Le Traité paraît en livraison pendant l’été et l’automne 1871, au moment où Rimbaud arrive à Paris, où il est successivement hébergé chez Verlaine, en septembre, puis chez Banville, en novembre. Ce dernier faisait une constatation alors exacte : « Notre outil, c’est la versification du seizième siècle, perfectionnée par les grands poètes du dix-neuvième, versification dont toute la science se trouve réunie en un seul livre, La Légende des Siècles de Victor Hugo, qui doit être la Bible et l’Évangile de tout versificateur français ».
Partant, Banville se fait le défenseur acharné de la rime (« La rime est l’unique harmonie des vers, et elle est tout le vers »), à l’image du pantoum qu’il définit, modèle et théorise, de l’acrostiche, ou de la sextine, qu’il attribue, en tête du chapitre X, De quelques curiosités poétiques, à son dédicataire, le Comte de Gramont : « C’est un de nos poètes les plus savants et les plus délicats, M. le comte de Gramont, qui, d’après la Sextine italienne de Pétrarque, inventa, créa la Sextine française en triomphant d’innombrables et de terribles difficultés ».

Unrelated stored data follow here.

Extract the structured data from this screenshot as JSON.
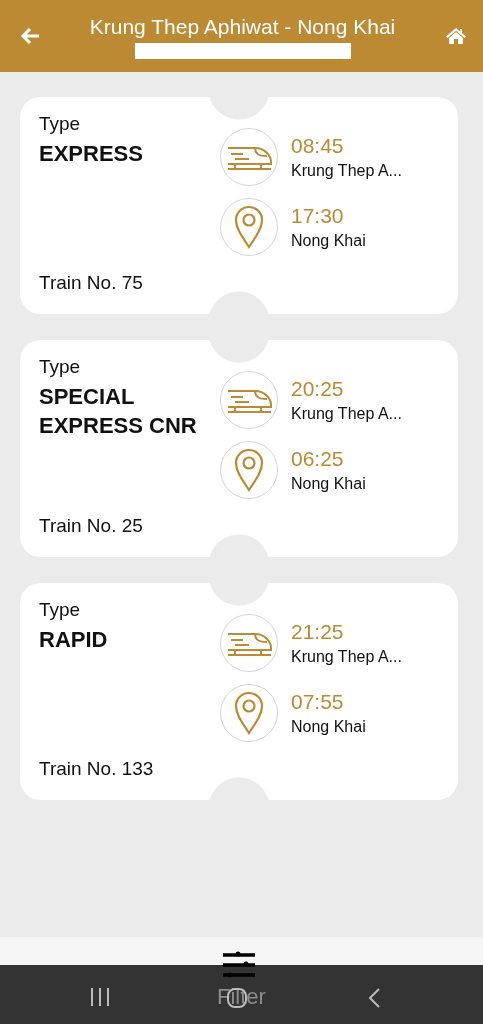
{
  "header": {
    "title": "Krung Thep Aphiwat - Nong Khai"
  },
  "trips": [
    {
      "type_label": "Type",
      "type": "EXPRESS",
      "train_no": "Train No. 75",
      "departure": {
        "time": "08:45",
        "station": "Krung Thep A..."
      },
      "arrival": {
        "time": "17:30",
        "station": "Nong Khai"
      }
    },
    {
      "type_label": "Type",
      "type": "SPECIAL EXPRESS CNR",
      "train_no": "Train No. 25",
      "departure": {
        "time": "20:25",
        "station": "Krung Thep A..."
      },
      "arrival": {
        "time": "06:25",
        "station": "Nong Khai"
      }
    },
    {
      "type_label": "Type",
      "type": "RAPID",
      "train_no": "Train No. 133",
      "departure": {
        "time": "21:25",
        "station": "Krung Thep A..."
      },
      "arrival": {
        "time": "07:55",
        "station": "Nong Khai"
      }
    }
  ],
  "filter": {
    "label": "Filter"
  }
}
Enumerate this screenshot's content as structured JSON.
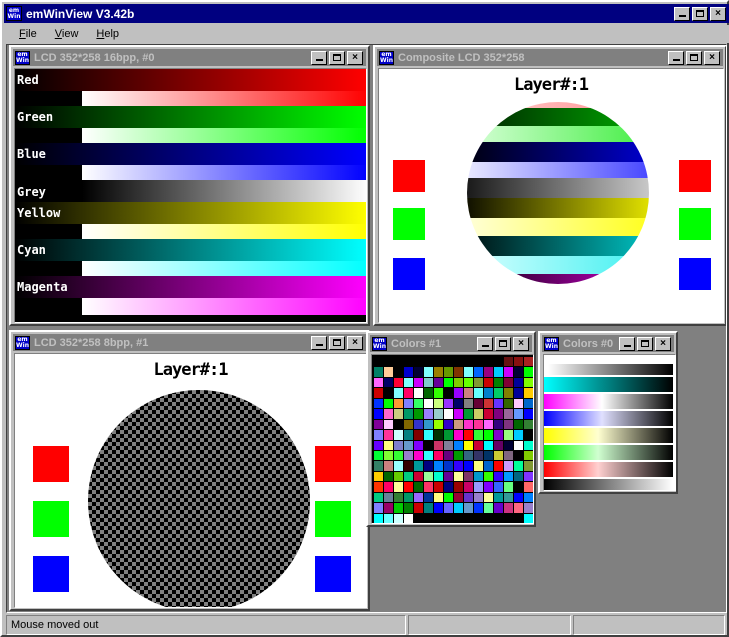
{
  "app": {
    "title": "emWinView V3.42b",
    "icon": "emwin-logo-icon",
    "min_label": "–",
    "max_label": "□",
    "close_label": "✕"
  },
  "menu": {
    "items": [
      {
        "label": "File",
        "accel": "F"
      },
      {
        "label": "View",
        "accel": "V"
      },
      {
        "label": "Help",
        "accel": "H"
      }
    ]
  },
  "windows": {
    "lcd16": {
      "title": "LCD 352*258 16bpp, #0",
      "labels": [
        "Red",
        "Green",
        "Blue",
        "Grey",
        "Yellow",
        "Cyan",
        "Magenta"
      ]
    },
    "composite": {
      "title": "Composite LCD 352*258",
      "layer_label": "Layer#:1"
    },
    "lcd8": {
      "title": "LCD 352*258 8bpp, #1",
      "layer_label": "Layer#:1"
    },
    "colors1": {
      "title": "Colors #1"
    },
    "colors0": {
      "title": "Colors #0"
    }
  },
  "statusbar": {
    "message": "Mouse moved out",
    "pane2": "",
    "pane3": ""
  },
  "colors": {
    "desktop": "#808080",
    "face": "#c0c0c0",
    "active_title": "#000080",
    "inactive_title": "#808080",
    "red": "#ff0000",
    "green": "#00ff00",
    "blue": "#0000ff",
    "yellow": "#ffff00",
    "cyan": "#00ffff",
    "magenta": "#ff00ff",
    "white": "#ffffff",
    "black": "#000000"
  },
  "chart_data": {
    "type": "heatmap",
    "title": "emWin color gradient test pattern",
    "gradient_ramps": [
      {
        "name": "Red",
        "dark_to_color": [
          "#000000",
          "#ff0000"
        ],
        "white_to_color": [
          "#ffffff",
          "#ff0000"
        ]
      },
      {
        "name": "Green",
        "dark_to_color": [
          "#000000",
          "#00ff00"
        ],
        "white_to_color": [
          "#ffffff",
          "#00ff00"
        ]
      },
      {
        "name": "Blue",
        "dark_to_color": [
          "#000000",
          "#0000ff"
        ],
        "white_to_color": [
          "#ffffff",
          "#0000ff"
        ]
      },
      {
        "name": "Grey",
        "dark_to_color": [
          "#000000",
          "#ffffff"
        ],
        "white_to_color": null
      },
      {
        "name": "Yellow",
        "dark_to_color": [
          "#000000",
          "#ffff00"
        ],
        "white_to_color": [
          "#ffffff",
          "#ffff00"
        ]
      },
      {
        "name": "Cyan",
        "dark_to_color": [
          "#000000",
          "#00ffff"
        ],
        "white_to_color": [
          "#ffffff",
          "#00ffff"
        ]
      },
      {
        "name": "Magenta",
        "dark_to_color": [
          "#000000",
          "#ff00ff"
        ],
        "white_to_color": [
          "#ffffff",
          "#ff00ff"
        ]
      }
    ],
    "colors0_bars": [
      {
        "name": "Grey",
        "from": "#ffffff",
        "to": "#000000"
      },
      {
        "name": "Cyan",
        "from": "#00ffff",
        "to": "#000000"
      },
      {
        "name": "Magenta",
        "from": "#ff00ff",
        "to": "#000000"
      },
      {
        "name": "Blue",
        "from": "#0000ff",
        "to": "#000000"
      },
      {
        "name": "Yellow",
        "from": "#ffff00",
        "to": "#000000"
      },
      {
        "name": "Green",
        "from": "#00ff00",
        "to": "#000000"
      },
      {
        "name": "Red",
        "from": "#ff0000",
        "to": "#000000"
      },
      {
        "name": "Grey2",
        "from": "#000000",
        "to": "#ffffff"
      }
    ],
    "palette_grid": {
      "rows": 16,
      "cols": 16,
      "total_colors": 256
    },
    "swatches": [
      "#ff0000",
      "#00ff00",
      "#0000ff"
    ]
  }
}
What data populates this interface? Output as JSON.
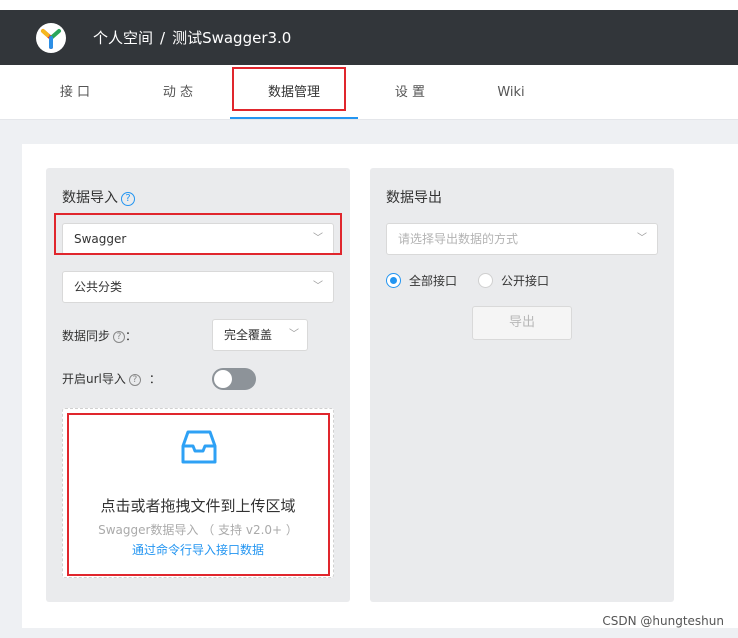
{
  "header": {
    "space": "个人空间",
    "separator": "/",
    "project": "测试Swagger3.0"
  },
  "tabs": [
    {
      "label": "接 口"
    },
    {
      "label": "动 态"
    },
    {
      "label": "数据管理"
    },
    {
      "label": "设 置"
    },
    {
      "label": "Wiki"
    }
  ],
  "import": {
    "title": "数据导入",
    "help": "?",
    "format_select": "Swagger",
    "category_select": "公共分类",
    "sync_label": "数据同步",
    "sync_colon": "：",
    "sync_select": "完全覆盖",
    "url_label": "开启url导入",
    "url_colon": "：",
    "dropzone": {
      "title": "点击或者拖拽文件到上传区域",
      "subtitle": "Swagger数据导入 （ 支持 v2.0+ ）",
      "link": "通过命令行导入接口数据"
    }
  },
  "export": {
    "title": "数据导出",
    "placeholder": "请选择导出数据的方式",
    "radio_all": "全部接口",
    "radio_public": "公开接口",
    "button": "导出"
  },
  "watermark": "CSDN @hungteshun",
  "colors": {
    "accent": "#2395f1",
    "header_bg": "#32363a",
    "highlight": "#e0262d"
  }
}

Sa première sextine parut dans la Revue parisienne de Balzac, qui se fera critique pour la circonstance et se chargera lui-même d’expliquer aux lecteurs ce qu’est une sextine et « de les édifier sur le goût impeccable et sur la prodigieuse habilité d’ouvrier qu’elle exige du poète » (Anthologie des poètes français). Lorsque Rimbaud arrive chez Verlaine à Paris en septembre 1871 la publication du petit traité de Banville s’achevait dans les livraisons de L’Écho de la Sorbonne. Si l’on sait que Rimbaud logera chez Banville en novembre 1871 après avoir été hébergé chez Verlaine puis Charles Cros, il est hautement improbable que Rimbaud et Verlaine aient pu ignorer cette publication. Quoi qu’il en soit le Traité paraîtra en volume à la fin de l’année 1871 (et non en 1872 comme il est communément admis).
« Premier art poétique français important depuis ceux de Malherbe et de Boileau » (Berès, Stendhal, Baudelaire et leurs émules, 69).
De la bibliothèque Albert Natural (ex-libris).